Une montagne où l’on vole bien n’est pas une montagne qui pardonne. Stolovi offre des conditions, mais exige qu’on les lise avant d’ouvrir l’aile.
Une journée d’été à Stolovi suit un rythme reconnaissable. Le matin est calme et techniquement le plus simple. Vers midi le sol chauffe et les thermiques deviennent exploitables — et nerveuses avec. La fin d’après-midi apaise l’air et ramène des conditions de vol tranquille.
Une journée en trois parties
La fenêtre du matin sert à apprendre et aux vols calmes. L’air est stable, les ascendances faibles ou absentes, tout se passe lentement. Pour un pilote en formation c’est le meilleur moment de la journée ; pour qui cherche de la hauteur, non.
Le milieu de journée est l’inverse. Le soleil chauffe les pentes et celles-ci relâchent la chaleur en bulles — ce sont les thermiques. Elles portent, mais arrivent de façon irrégulière, si bien que l’aile entre et sort de l’ascendance, et cela se ressent comme des coups latéraux.
La fin d’après-midi est le plus beau moment pour voler. Les thermiques faiblissent mais l’air reste chaud et remonte la pente, si bien que les vols sont longs et calmes. C’est aussi la période où l’on photographie le plus, et ce n’est pas un hasard.
Le plus difficile à apprendre, c’est quand on ne vole pas. Le passage du régime du matin à celui de midi peut être brutal, et le pire moment pour décoller est justement cette transition — quand l’air travaille déjà et paraît encore calme.
Le vent de vallée est le vrai examen
C’est le vent de vallée qui exige le plus d’attention. Les gorges de l’Ibar canalisent le flux, si bien qu’il peut être agréable au décollage et tout autre chose cent mètres plus bas. L’évaluation ne se fait donc jamais au seul décollage.
Une gorge agit comme un entonnoir : le même air qui circule modérément au-dessus de la plaine accélère dans un passage étroit. Conséquence : la vitesse du vent dans la vallée peut être nettement supérieure à celle d’en haut, et la direction change avec l’altitude.
En pratique on lit cela à plusieurs endroits : la fumée, la poussière sur une route, l’ondulation de l’herbe et de l’eau, le mouvement des nuages. Qui ne regarde que la manche à air au décollage ne voit que la moitié du tableau.
Il existe aussi une règle valable partout où il y a une vallée : dans le doute, on regarde l’atterrissage. Les conditions là où le vol se termine comptent davantage que celles là où il commence.

Décollages : courts, herbeux, sans seconde chance
Les décollages sur la crête sont herbeux et courts, ce qui veut dire que la technique doit être propre — il n’y a pas de place pour une deuxième tentative.
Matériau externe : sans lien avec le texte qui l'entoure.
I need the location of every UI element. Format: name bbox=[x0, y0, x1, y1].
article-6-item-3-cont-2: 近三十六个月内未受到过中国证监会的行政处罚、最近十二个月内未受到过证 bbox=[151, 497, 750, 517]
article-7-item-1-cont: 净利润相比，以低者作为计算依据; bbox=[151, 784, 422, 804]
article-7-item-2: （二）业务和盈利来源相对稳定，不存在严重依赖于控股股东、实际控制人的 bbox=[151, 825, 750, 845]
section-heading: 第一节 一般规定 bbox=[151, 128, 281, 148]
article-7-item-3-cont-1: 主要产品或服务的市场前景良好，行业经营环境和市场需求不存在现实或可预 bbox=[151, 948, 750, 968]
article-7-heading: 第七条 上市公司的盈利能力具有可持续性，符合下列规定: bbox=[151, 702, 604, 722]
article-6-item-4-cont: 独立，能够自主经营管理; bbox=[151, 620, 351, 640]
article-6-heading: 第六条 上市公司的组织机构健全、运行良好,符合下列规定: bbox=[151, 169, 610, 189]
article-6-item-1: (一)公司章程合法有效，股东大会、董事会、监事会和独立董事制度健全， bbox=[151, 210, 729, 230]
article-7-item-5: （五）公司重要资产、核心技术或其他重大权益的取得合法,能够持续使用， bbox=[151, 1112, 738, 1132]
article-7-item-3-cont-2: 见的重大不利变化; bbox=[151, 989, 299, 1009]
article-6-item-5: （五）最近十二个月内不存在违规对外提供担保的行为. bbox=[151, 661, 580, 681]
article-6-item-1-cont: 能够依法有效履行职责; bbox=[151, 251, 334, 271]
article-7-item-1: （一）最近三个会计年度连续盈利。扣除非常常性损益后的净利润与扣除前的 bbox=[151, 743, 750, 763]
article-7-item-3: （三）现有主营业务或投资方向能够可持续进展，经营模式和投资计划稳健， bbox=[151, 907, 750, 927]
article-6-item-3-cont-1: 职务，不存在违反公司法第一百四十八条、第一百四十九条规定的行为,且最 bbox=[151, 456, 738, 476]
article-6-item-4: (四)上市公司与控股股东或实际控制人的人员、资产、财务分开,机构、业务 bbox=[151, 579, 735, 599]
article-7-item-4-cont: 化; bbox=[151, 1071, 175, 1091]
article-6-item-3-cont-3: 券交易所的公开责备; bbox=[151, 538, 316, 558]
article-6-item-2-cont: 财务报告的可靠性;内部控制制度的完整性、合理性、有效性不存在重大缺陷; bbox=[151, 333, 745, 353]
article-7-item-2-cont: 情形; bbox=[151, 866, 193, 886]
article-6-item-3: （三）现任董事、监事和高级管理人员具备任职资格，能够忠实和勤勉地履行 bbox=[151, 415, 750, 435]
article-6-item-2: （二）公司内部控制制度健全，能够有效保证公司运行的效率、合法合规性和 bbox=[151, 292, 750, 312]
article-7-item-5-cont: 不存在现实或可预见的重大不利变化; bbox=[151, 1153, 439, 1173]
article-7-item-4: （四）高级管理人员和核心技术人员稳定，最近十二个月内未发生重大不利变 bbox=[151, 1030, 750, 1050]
La plupart des sites sont accessibles en véhicule ; le reste se porte.
Un décollage court signifie que l’aile doit monter droite du premier coup. Une aile mal levée se corrige en marchant sur une longue pente ; ici on abandonne et on recommence, et c’est une fenêtre perdue dans des conditions qui continuent de changer.
La préparation se fait donc sans hâte : aile étalée en arc, suspentes démêlées et vérifiées dans l’ordre, boucles fermées, casque et secours contrôlés. Le pilote qui saute cette partie parce que quelqu’un attend commet une erreur qui ne se voit pas avant qu’il soit tard.
Pour la même raison, on ne reste pas en groupe au décollage. Une aile qu’un autre lève au mauvais moment peut entraîner la vôtre, et c’est l’un des incidents les plus fréquents sur les sites fréquentés.
Ce qu’emporte un pilote
L’équipement de base est clair : une aile qui correspond au niveau du pilote, un secours révisé, un casque, une sellette avec protection dorsale, et une radio si l’on vole en groupe. Plus un vario et un GPS, car estimer la hauteur à l’œil nu n’est pas une estimation.
On sous-estime régulièrement les vêtements. À mille mètres il fait nettement plus froid qu’au décollage, et un pilote qui grelotte décide mal. Gants et couche coupe-vent font partie de l’équipement de sécurité, pas du confort.
Et sans exception : téléphone chargé, projet de vol connu de quelqu’un qui reste au sol, et une heure convenue pour donner des nouvelles. Cela coûte moins cher que n’importe quelle recherche.

Ce qui n’est pas encore publié
Tout ceci décrit les caractéristiques générales du terrain. Les points officiels de décollage et d’atterrissage de la course seront publiés une fois confirmés, avec une date et un numéro de version, et d’ici là rien de tout cela ne doit être pris pour un parcours.